Yo tenía todas las ganas de ganar aquel reto. Tenía que haber sido así y por ello mis pequeños ojos, inquietos, iniciaron a 'barrer' la habitación contigua y... ¡ he allí lo que buscaba!, ¡una enorme ruma de periódicos pasados! Mi hermano se ocupaba solo de encender la mayor cantidad de 'cigarros', era su forma de ganar. En cambio mi visión era otra: Yo buscaba 'fabricar y fumar' el cigarro más grande. Un poco haciéndome el tontito (¿más de lo que ya era?), cogí los periódicos y comencé a doblarlos. Me resultaron como enormes cornetas. No importaba, bastaba que fueran grandes. Para entonces mi hermano ya se había percatado de mis movimientos y 'peleamos' (es un decir) por la posesión de los periódicos. De todos modos fui el primero en encender uno de aquellos 'cigarrones' que produjeron una gran llama.
Se levantó mi madre y, a la par que decía "¡Dejen de jugar con la candela!", amenazó con buscar el ronzal*, cosa que nos hizo estar quietos por unos momentos. Luego salió al patio y, pienso que demoró un tanto echando la cebada a los puercos. Tiempo suficiente para reiniciar con 'la fumadera'. Esta vez descubrí un tacho grande que contenía petróleo e inicié a mojar en él los cigarrones. Definitivamente, yo tenía que vencer aquel reto. Pero mi rival, mi hermano, no se daría por vencido tan fácilmente, pues siguió mi ejemplo y entre los dos estábamos en una especie de éxtasis, encendiendo y apagando aquellos enormes trozos de papel y, no sé en qué habría terminado todo si mi madre no retornaba en aquel momento.
Aquel retorno inesperado creó confusión entre 'los fumadores', pero más en mí. Pienso que la irresponsable operación de mojar los periódicos en el petróleo y hacer aquel ademán estúpido de 'fumar', había en cualquier modo impregnado mi rostro con aquel combustible y, aquella confusión causada por la repentina aparición de mi madre, fue fatal.
De pronto sentí que la llama del cigarrón en mis manos saltaba a mi rostro que ¡flam! se encendió. Mis manos 'corrieron' en mi propio auxilio, pero ¡también comenzaron a arder!. Vi que mi madre daba un salto, cogía una frazada y me cubría... No recuerdo si lloré, solo que quedé en tinieblas bajo la frazada. Para aquel momento, también la  noche había cubierto Pachas con una gigantesca frazada negra, dejándola en tinieblas.

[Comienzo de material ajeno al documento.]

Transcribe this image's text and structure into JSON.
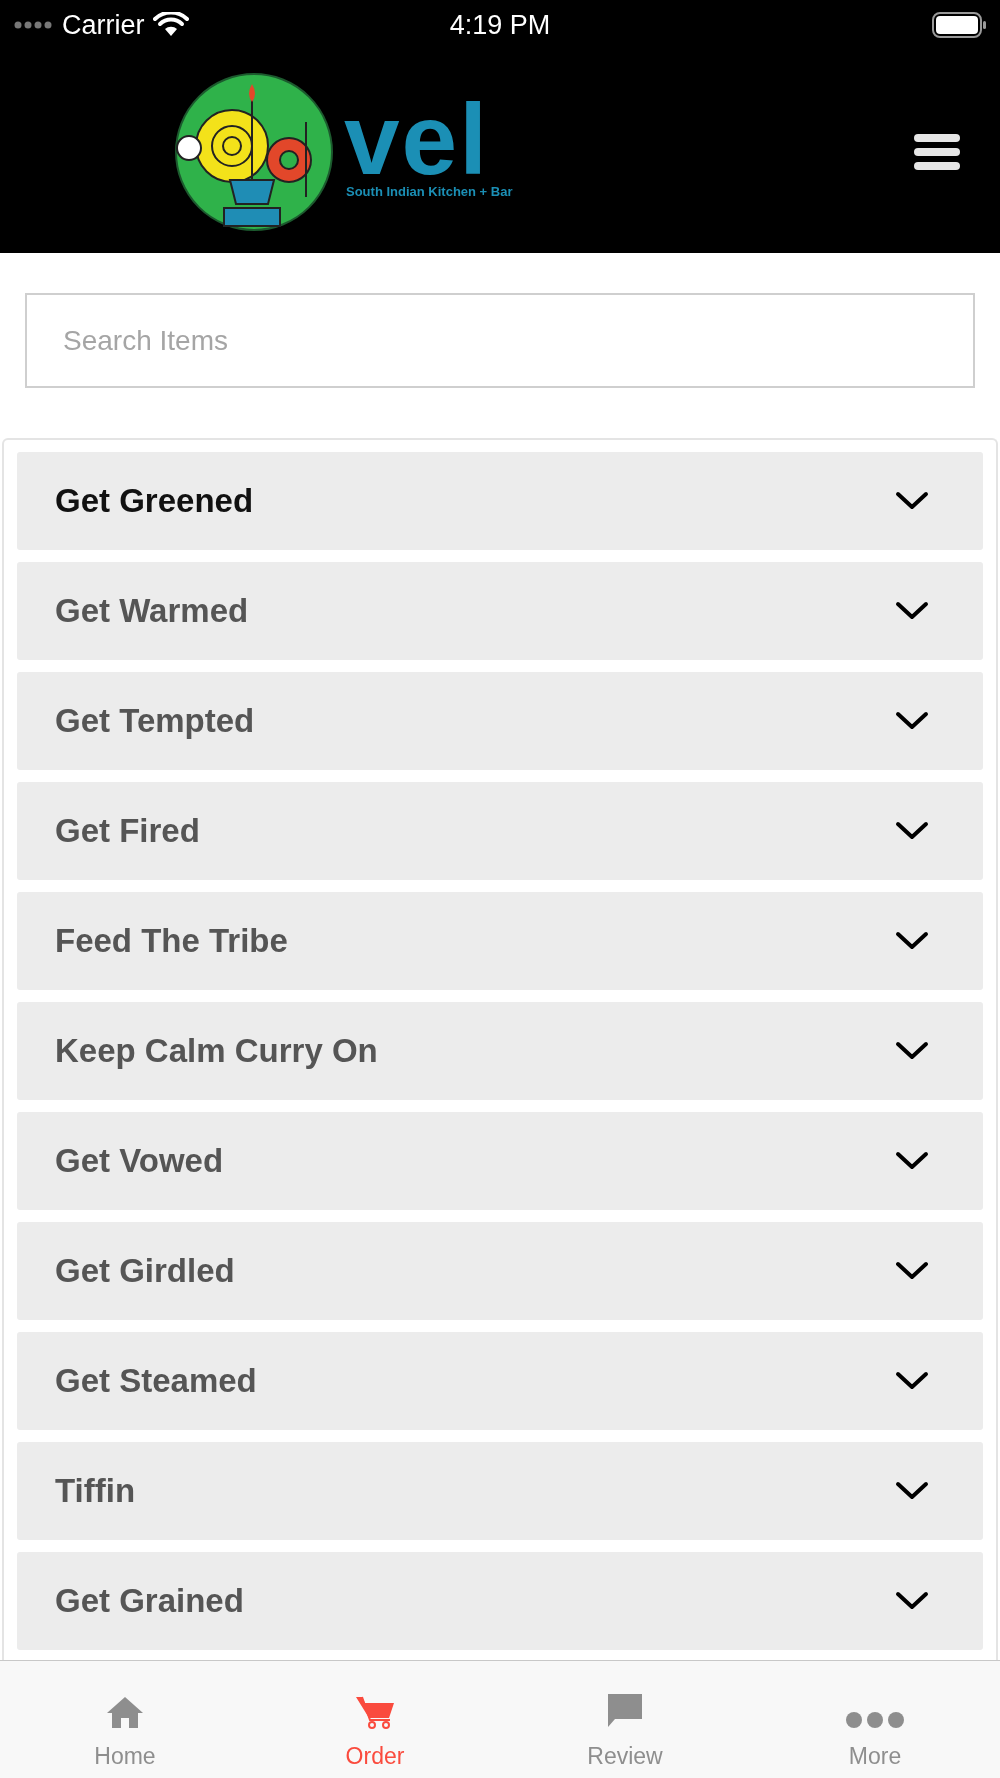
{
  "status_bar": {
    "carrier": "Carrier",
    "time": "4:19 PM"
  },
  "header": {
    "logo_text": "vel",
    "tagline": "South Indian Kitchen + Bar"
  },
  "search": {
    "placeholder": "Search Items"
  },
  "categories": [
    {
      "label": "Get Greened",
      "selected": true
    },
    {
      "label": "Get Warmed",
      "selected": false
    },
    {
      "label": "Get Tempted",
      "selected": false
    },
    {
      "label": "Get Fired",
      "selected": false
    },
    {
      "label": "Feed The Tribe",
      "selected": false
    },
    {
      "label": "Keep Calm Curry On",
      "selected": false
    },
    {
      "label": "Get Vowed",
      "selected": false
    },
    {
      "label": "Get Girdled",
      "selected": false
    },
    {
      "label": "Get Steamed",
      "selected": false
    },
    {
      "label": "Tiffin",
      "selected": false
    },
    {
      "label": "Get Grained",
      "selected": false
    }
  ],
  "tab_bar": [
    {
      "kind": "home",
      "label": "Home",
      "selected": false
    },
    {
      "kind": "order",
      "label": "Order",
      "selected": true
    },
    {
      "kind": "review",
      "label": "Review",
      "selected": false
    },
    {
      "kind": "more",
      "label": "More",
      "selected": false
    }
  ]
}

Mis manos no guardan huellas, mi rostro sí. Casi en la comisura de mis labios hay cicatrices, hoy ya casi 'invisibles' por el tiempo. O puede ser que me he acostumbrado tanto a ellas que 'ya no las veo', casi.
No sé si vencí el reto, pero aprendí una lección: No jugar jamás con fuego.
(*)Ronzal = látigo o azote, muy usado para azuzar la cabalgadura. Mis padres lo tenían en casa, creo como instrumento de intimidación o amedrentamiento jamás revelado formalmente, y nunca usado en ninguno de nosotros.